The PLA has similarly reduced entry requirements for women in other high-profile, front-line roles including missile teams, special forces and other types of piloting roles, the source said.

"There's an all-female missile launch team in the No. 2 Artillery Corps, as well as an all-female company in special forces," the source said.

"These are all political decisions.
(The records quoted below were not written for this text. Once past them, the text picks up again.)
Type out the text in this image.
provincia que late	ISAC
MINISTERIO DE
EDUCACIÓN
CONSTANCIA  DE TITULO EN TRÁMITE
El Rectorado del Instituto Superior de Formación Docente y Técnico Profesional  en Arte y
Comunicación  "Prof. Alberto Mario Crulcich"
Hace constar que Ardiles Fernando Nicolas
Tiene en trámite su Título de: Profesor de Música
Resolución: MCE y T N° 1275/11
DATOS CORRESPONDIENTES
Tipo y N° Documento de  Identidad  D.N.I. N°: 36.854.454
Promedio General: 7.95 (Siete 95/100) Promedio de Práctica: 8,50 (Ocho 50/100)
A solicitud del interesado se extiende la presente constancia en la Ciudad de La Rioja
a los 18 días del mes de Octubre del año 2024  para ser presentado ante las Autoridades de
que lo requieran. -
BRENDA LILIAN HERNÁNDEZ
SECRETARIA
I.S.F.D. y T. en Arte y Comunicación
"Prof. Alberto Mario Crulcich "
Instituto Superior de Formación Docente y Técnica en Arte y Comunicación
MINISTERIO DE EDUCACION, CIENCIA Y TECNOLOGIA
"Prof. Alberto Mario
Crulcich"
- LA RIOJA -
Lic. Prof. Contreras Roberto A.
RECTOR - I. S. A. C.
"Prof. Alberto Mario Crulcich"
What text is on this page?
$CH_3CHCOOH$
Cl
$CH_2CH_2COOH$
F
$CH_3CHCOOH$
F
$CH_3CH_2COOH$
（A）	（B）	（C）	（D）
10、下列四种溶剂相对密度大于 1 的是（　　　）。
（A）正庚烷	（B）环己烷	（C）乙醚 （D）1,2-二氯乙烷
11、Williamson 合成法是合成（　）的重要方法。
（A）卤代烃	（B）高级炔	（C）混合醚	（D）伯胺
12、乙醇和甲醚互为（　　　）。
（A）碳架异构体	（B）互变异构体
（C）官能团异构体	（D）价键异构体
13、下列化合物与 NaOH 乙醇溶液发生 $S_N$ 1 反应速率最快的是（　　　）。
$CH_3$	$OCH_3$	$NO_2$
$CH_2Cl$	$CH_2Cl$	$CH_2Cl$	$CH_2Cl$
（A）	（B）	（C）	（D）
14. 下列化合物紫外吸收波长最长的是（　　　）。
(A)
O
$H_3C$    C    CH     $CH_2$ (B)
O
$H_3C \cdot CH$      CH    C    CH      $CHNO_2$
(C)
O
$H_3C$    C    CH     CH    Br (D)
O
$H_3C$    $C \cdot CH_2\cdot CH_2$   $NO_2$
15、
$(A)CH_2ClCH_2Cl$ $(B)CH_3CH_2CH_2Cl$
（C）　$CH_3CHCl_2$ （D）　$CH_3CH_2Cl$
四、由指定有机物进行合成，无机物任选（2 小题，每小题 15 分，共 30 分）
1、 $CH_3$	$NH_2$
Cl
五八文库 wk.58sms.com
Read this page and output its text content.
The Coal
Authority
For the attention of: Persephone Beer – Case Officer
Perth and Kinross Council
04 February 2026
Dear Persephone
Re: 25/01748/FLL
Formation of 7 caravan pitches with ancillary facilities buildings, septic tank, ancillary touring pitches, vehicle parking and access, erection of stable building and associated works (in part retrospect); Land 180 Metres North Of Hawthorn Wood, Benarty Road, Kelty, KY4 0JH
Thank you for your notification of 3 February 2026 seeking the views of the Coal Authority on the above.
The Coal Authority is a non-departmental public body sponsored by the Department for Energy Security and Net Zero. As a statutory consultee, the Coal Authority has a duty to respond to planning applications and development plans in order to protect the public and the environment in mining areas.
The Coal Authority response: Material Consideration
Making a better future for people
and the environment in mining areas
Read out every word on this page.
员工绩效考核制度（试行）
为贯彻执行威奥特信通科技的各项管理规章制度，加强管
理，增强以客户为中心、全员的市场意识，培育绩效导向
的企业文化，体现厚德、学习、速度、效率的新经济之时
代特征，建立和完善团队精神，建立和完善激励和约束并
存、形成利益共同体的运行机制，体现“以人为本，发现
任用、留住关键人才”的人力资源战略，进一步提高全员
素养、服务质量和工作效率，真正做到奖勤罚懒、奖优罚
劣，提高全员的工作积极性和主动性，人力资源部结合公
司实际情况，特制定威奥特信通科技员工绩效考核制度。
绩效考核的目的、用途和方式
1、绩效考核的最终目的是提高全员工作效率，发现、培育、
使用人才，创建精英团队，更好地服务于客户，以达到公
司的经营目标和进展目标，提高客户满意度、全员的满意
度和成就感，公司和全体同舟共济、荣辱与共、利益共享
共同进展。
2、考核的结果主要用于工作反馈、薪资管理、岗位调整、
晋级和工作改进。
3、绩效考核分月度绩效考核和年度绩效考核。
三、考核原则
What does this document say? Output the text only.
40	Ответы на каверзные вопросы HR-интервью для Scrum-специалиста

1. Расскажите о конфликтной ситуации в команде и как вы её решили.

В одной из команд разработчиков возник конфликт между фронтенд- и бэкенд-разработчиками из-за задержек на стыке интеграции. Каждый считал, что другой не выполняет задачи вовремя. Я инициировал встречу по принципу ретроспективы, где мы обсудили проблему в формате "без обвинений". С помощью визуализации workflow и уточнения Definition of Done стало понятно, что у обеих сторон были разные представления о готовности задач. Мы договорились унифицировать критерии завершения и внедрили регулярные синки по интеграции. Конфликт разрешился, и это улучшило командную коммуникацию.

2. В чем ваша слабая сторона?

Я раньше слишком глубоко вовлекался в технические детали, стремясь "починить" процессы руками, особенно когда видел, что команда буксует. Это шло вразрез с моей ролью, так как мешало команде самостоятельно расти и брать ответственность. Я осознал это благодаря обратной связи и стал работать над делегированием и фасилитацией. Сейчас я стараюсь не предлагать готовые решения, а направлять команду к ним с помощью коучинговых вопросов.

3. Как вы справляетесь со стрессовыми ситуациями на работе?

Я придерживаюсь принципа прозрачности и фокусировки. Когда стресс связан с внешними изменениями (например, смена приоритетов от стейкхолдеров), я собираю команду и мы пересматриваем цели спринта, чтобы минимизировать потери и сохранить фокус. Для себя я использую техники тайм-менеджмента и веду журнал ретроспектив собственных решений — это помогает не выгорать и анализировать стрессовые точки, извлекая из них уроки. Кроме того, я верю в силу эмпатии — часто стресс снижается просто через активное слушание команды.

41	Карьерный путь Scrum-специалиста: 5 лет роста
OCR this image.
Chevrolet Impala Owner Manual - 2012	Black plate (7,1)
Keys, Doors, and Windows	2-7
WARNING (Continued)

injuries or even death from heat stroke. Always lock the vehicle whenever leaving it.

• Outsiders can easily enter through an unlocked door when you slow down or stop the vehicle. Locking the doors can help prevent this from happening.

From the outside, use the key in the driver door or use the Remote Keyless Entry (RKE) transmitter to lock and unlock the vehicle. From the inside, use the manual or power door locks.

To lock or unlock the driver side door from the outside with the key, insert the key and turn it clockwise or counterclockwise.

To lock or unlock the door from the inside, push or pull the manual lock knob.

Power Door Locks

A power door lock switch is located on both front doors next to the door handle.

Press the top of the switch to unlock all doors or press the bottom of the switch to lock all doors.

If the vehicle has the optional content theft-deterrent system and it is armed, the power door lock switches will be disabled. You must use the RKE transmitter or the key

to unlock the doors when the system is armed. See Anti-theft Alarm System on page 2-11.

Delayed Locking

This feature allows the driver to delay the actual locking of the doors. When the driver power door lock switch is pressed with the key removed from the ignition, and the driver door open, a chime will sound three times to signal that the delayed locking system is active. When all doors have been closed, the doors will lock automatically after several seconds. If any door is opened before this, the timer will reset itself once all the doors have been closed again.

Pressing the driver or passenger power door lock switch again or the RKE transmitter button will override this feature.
The United States does care about equality for women, but it doesn't reduce its standards; they have to achieve the same standards [as men] ... it's not about the image."

Outpouring of online grief

Yu's death prompted an outpouring of online grief on Chinese social media, with tens of millions of people reading the news and paying their respects, official media reported.

Sichuan-born Yu joined the PLA Air Force Aviation University, graduating in 2009, becoming one of the first 16 Chinese women pilots capable of flying fighter jets.

Women pilots had previously been limited to flying transport aircraft, the China Daily reported.

Yu was among those who flew JL-8 trainer jets above a lavish military parade on Beijing's Tiananmen Square marking the founding of the People's Republic of China in 2009.

She was one of only four women qualified to fly the third-generation J-10, the paper said.

The Chinese Communist Party has promoted gender equality, at least in theory, since it came to power in 1949.

But campaigners say the reality is very different on the ground, and that discrimination still presents major obstacles for Chinese women, who face habitual workplace discrimination, harassment and domestic violence.

When Beijing hosted the Fourth World Conference on Women 20 years ago, the conference laid down a long-term program of improvements to the rights and opportunities offered to women and girls around the world, with requirements for governments to report back to the United Nations on the changes.

The Beijing Declaration pledged to "ensure equal enjoyment of all human rights and fundamental freedoms for all women and girls."

But in March 2015, police detained five women's rights activists as they planned a public campaign against sexual harassment, holding them for 37 days before releasing them on conditional "bail" without dropping the public order charges against them.

Reported by Wong Siu-san and Lee Lai for RFA's Cantonese Service. Translated and written in English by Luisetta Mudie.